By Charlie Carmichael-
The British high court has ruled as unlawful , plans of the government to cut fees paid to criminal solicitors for work on evidence.
In a key judgment against the ministry of justice, the MoJ’s consultation exercise before the proposed cut of up to 37%, Lord Justice Leggatt and Mrs Justice Carr, outrightly dismissed the plans, stating that it was “difficult to express in language of appropriate moderation why we consider these arguments without merit”.
The case was brought by the Law Society, and they prevailed mightily. The court quashed new regulations slashing payments for document-heavy Crown court cases, which the Society argued amounted to a 37% reduction in fees.
In The Law Society, R v The Lord Chancellor, the 2017 regulations were deemed unlawful because the key analysis relied on in making the decision was not disclosed to consultees, and this deemed the consultation process unfair. The two sitting judges said the new regulations used methods that were statistically flawed, making it irrational to rely on the analysis.
Under reforms to the litigators’ graduated fee scheme (LGFS), the Ministry of Justice has capped the number of claimable pages of prosecution evidence (PPE) at 6,000 rather than 10,000.
Lord Justice Leggatt and Mrs Justice Carr DBE concluded that the calculation was ‘a flawed analysis on which no reasonable authority would have relied’.Under the proposals, solicitors would be unpaid for reading additional material above a threshold of 6,000 pages of evidence.
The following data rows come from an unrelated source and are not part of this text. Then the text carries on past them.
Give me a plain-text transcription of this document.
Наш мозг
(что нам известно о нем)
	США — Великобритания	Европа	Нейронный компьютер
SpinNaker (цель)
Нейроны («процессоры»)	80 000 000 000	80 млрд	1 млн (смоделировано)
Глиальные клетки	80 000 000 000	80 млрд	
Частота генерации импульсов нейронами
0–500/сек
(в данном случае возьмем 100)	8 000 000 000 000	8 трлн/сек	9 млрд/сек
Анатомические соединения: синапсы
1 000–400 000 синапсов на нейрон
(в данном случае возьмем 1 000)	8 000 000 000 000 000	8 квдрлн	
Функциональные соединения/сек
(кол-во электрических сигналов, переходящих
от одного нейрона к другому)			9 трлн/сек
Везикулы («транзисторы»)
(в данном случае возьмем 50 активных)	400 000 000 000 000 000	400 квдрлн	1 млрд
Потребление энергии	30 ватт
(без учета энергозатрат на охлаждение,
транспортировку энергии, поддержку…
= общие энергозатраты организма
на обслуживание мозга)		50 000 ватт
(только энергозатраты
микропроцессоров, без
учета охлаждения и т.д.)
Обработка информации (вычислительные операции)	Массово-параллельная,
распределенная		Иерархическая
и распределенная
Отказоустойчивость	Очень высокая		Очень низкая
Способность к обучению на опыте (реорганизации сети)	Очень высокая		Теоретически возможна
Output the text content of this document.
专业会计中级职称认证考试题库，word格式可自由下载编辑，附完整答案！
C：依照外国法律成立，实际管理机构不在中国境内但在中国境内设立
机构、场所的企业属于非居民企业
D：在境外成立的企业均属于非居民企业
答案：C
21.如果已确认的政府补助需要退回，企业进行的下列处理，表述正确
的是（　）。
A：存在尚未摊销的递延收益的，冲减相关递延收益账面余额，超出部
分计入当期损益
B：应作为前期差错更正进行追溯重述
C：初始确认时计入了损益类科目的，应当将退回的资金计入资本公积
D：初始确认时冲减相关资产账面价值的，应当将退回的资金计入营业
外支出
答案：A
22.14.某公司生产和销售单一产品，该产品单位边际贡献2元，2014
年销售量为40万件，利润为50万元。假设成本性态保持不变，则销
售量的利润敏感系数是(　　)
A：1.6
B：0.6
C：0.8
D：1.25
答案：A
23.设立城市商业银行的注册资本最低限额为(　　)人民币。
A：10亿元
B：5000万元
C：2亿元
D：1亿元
The previous threshold was 10,000 pages
The judgment says consultees were entitled to expect that a government department undertaking a consultation would be ‘open and transparent’, but the MoJ’s failure to disclosure statistical analysis underpinning its decision made the consultation unfair.
In their ruling, the judges said: “We have found that the [MoJ] decision implemented by the 2017 regulations was unlawful because the key analysis relied on … was not disclosed to the consultees, rendering the consultation process unfair, and used methods that were statistically flawed, making it irrational to rely on the analysis.”
John Halford, of Bindmans Solicitors, who represented the Law Society, said: “Legal aid was established and should function as a basic, non-negotiable safeguard of fair process and individual liberty in criminal cases. But rather than cherishing this vital part of the British legal system, successive ministers have undermined it with over a decade of cuts based on carelessly made decisions like this one.“Had the Law Society not stepped up to defend criminal defense solicitors, the fundamental flaws in the analysis on which this decision was based would never have come to light and their irrationality would have escaped proper scrutiny.”
The Law Society today hailed the ruling as a ‘ray of light’ for the justice system.
Society president Christina Blacklaws said the changes introduced in December meant huge amounts of work on the most complex Crown Court cases had gone unpaid. Practitioners who made relevant claims under the 2017 regulations are advised to immediately apply for redetermination.
Blacklaws added: ‘In the light of this ruling, we would urge the government to restart discussions to try to formulate a revised approach to the LGFS that will remunerate lawyers fairly for the work they have to do. We as the Law Society stand ready to help the government to this.’
Lord Justice Leggatt and Mrs Justice Carr DBE heard submissions from Blackstone Chambers’ Dinah Rose QC, instructed by John Halford at Bindmans LLP representing the Society, and One Brick Court’s Martin Chamberlain QC, representing the Lord Chancellor.
In a statement following the judgment, a spokesperson for the MoJ said: ”Defense solicitors do valuable work. The changes we made to the LGFS scheme were intended to ensure payments better reflect the work being done in legal aid-funded criminal proceedings. We will carefully consider the content of the judgment and determine next steps.’’
The ruling confirms how easily unfair decisions can determine a practice for years, if not indefinitely, if not challenged.